Handle different response codes appropriately:
  • 409: Concurrent request in progress — wait for the Retry-After interval, then retry with the same key
  • 422: Key reused with a different request — use a new idempotency key, or retry with the original payload and endpoint
  • 5xx: Transient failure — retry with the same idempotency key
  • 2xx/4xx with Idempotent-Replayed: true header: replayed original outcome

Error Scenarios

This happens when you make concurrent requests with the same idempotency key.What it means: Another request with the same key is currently being processed.What to do: Wait for the interval indicated by the Retry-After response header, then retry with the same key.

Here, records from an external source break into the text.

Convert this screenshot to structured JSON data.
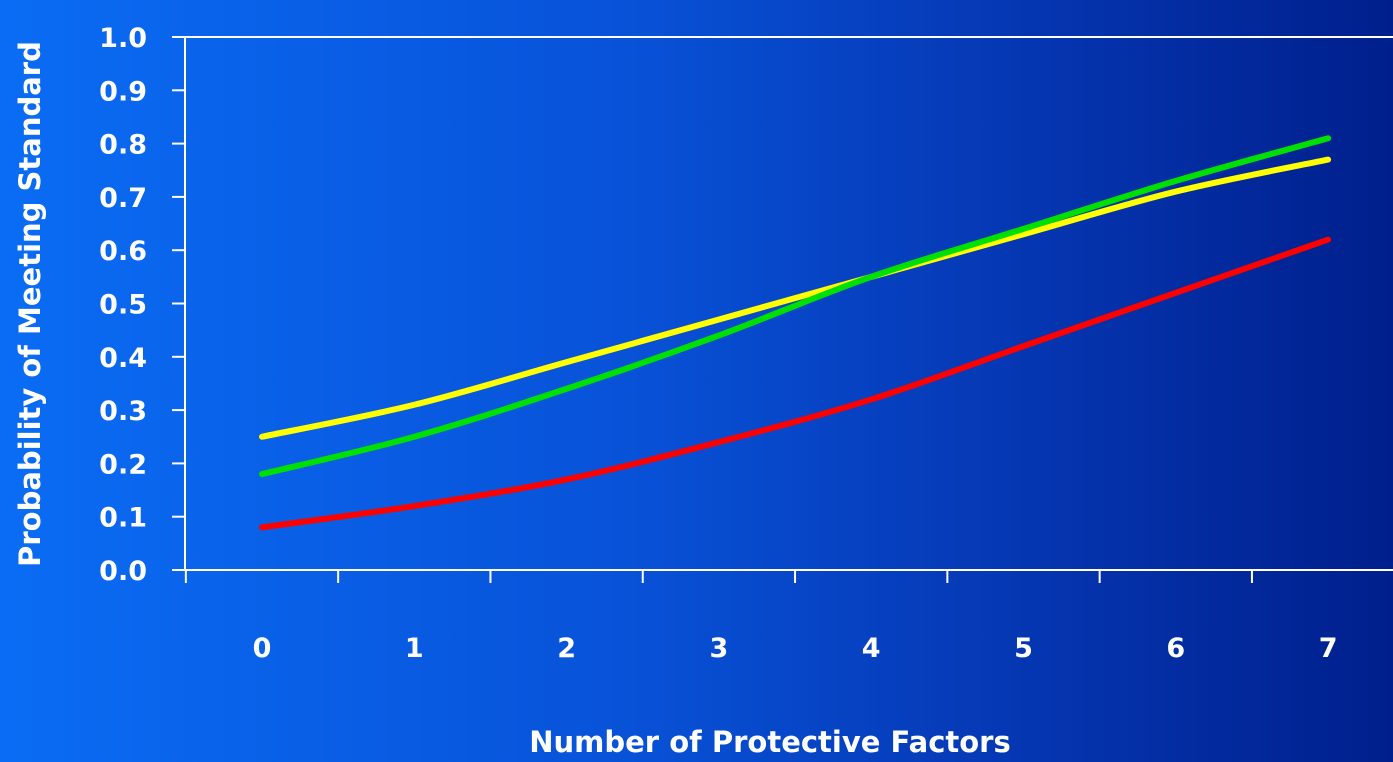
{
  "chart_data": {
    "type": "line",
    "title": "",
    "xlabel": "Number of Protective Factors",
    "ylabel": "Probability of Meeting Standard",
    "x": [
      0,
      1,
      2,
      3,
      4,
      5,
      6,
      7
    ],
    "x_tick_labels": [
      "0",
      "1",
      "2",
      "3",
      "4",
      "5",
      "6",
      "7"
    ],
    "y_tick_labels": [
      "0.0",
      "0.1",
      "0.2",
      "0.3",
      "0.4",
      "0.5",
      "0.6",
      "0.7",
      "0.8",
      "0.9",
      "1.0"
    ],
    "ylim": [
      0,
      1
    ],
    "grid": false,
    "legend": "none",
    "series": [
      {
        "color": "#ffff00",
        "values": [
          0.25,
          0.31,
          0.39,
          0.47,
          0.55,
          0.63,
          0.71,
          0.77
        ]
      },
      {
        "color": "#00e000",
        "values": [
          0.18,
          0.25,
          0.34,
          0.44,
          0.55,
          0.64,
          0.73,
          0.81
        ]
      },
      {
        "color": "#ff0000",
        "values": [
          0.08,
          0.12,
          0.17,
          0.24,
          0.32,
          0.42,
          0.52,
          0.62
        ]
      }
    ]
  }
}
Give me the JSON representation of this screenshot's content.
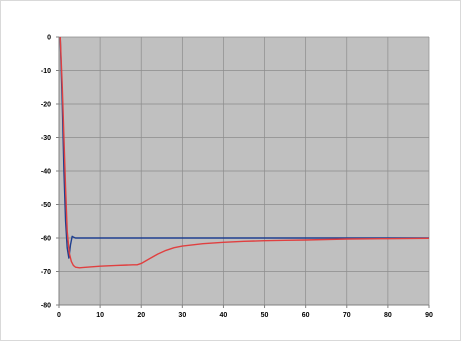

The retry will either get a 409 again (still processing), the stored result once complete, or — if the original request never completed (e.g. it was interrupted) — it will re-execute the request once the in-flight lease expires (at most 5 minutes).
Response
{
  "message": "A request with this idempotency key is already in progress"
}
If the original request failed with an HTTP 5xx error, no response is stored for the idempotency key.What it means: The failure is treated as transient, and the key remains usable.What to do: Retry with the same idempotency key — the request is re-executed as if it were the first attempt. (Client errors — HTTP 4xx — behave differently: they are deterministic outcomes and are replayed on retry, just like successes.)
If you use the same idempotency key with different request data — or with the same data against a different endpoint or resource — the API returns 422 Unprocessable Entity.What it means: The request doesn’t match the original request for that key.What to do: Ensure you’re using the exact same request (payload and endpoint) when retrying, or use a different idempotency key for different requests.
Response
{
  "message": "idempotency key was already used with a different request payload"
}

Implementation Details

The following technical details are provided for transparency but are not required for basic usage.

Request Hashing

The API uses SHA256 hashing of the request method, path, and body to detect changes between requests with the same idempotency key. This ensures that different requests don’t accidentally match — including the same payload sent to a different resource.

Concurrency Protection

Claiming an idempotency key happens atomically; While a request is in flight, concurrent requests with the same key receive 409 Conflict with a Retry-After header instead of waiting.

Execution Leases

An in-flight request holds a lease on its idempotency key for up to 5 minutes. If the original request never completes (for example, it was interrupted by a deploy or crash), the key unblocks automatically when the lease expires and the next retry re-executes the request.

Storage Duration

Idempotency records are automatically cleaned up after 24 hours. This prevents the idempotency table from growing indefinitely while providing a reasonable retry window. Responses that contain a one-time secret — API key creation and sub-account API key creation — are stored encrypted and their replayable response expires after 5 minutes. Within that window an exact retry replays the same secret_key; afterward the secret can no longer be returned.
For high-volume applications, consider implementing client-side deduplication in addition to server-side idempotency to reduce unnecessary API calls.